Dia pun memberikan solusi, yaitu untuk rajin melakukan browsing sebelum melakukan pendakian dengan berbagai sumber. “Jangan lupa difilter bacaannya, jangan telan mentah-mentah,” tuturnya.
Kemudian, lanjut dia, ikuti camping edukasi yang diselenggarakan komunitas. “Kalau cukup berani ya coba ikut pendidikan dasar di organisasi-organisasi pecinta alam, ikuti pelatihan yang diselenggarakan seperti survival, navigasi, dan lain-lain,” terang Willy.
“Bergabung juga di grup-grup yang ada di media sosial yang banyak edukasinya.
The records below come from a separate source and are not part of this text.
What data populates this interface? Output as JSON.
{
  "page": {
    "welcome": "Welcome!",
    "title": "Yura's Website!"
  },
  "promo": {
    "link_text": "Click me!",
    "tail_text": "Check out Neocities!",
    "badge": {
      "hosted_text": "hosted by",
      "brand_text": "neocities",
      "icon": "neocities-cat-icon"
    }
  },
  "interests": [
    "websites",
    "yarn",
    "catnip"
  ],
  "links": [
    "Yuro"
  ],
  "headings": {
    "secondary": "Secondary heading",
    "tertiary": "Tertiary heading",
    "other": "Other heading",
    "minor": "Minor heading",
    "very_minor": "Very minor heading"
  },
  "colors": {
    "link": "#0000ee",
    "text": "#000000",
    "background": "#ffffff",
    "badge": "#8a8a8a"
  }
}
Belajar sejarah, cari tau siapa tokoh-tokoh petualangan di Indonesia, datangi, silaturahmi, gali pengalamannya, mendakilah dengan orang yang lebih berpengalaman dan berilmu. Kalau cuma sering naik gunung belum tentu juga berilmu, pilih yang benar,” tukas dia.
“Baca tentang kode etik pecinta alam. Setidaknya bisa menjadi panduan dan pedoman menjadi penggiat alam yang bertanggung jawab,” tambahnya. (MC/RIL)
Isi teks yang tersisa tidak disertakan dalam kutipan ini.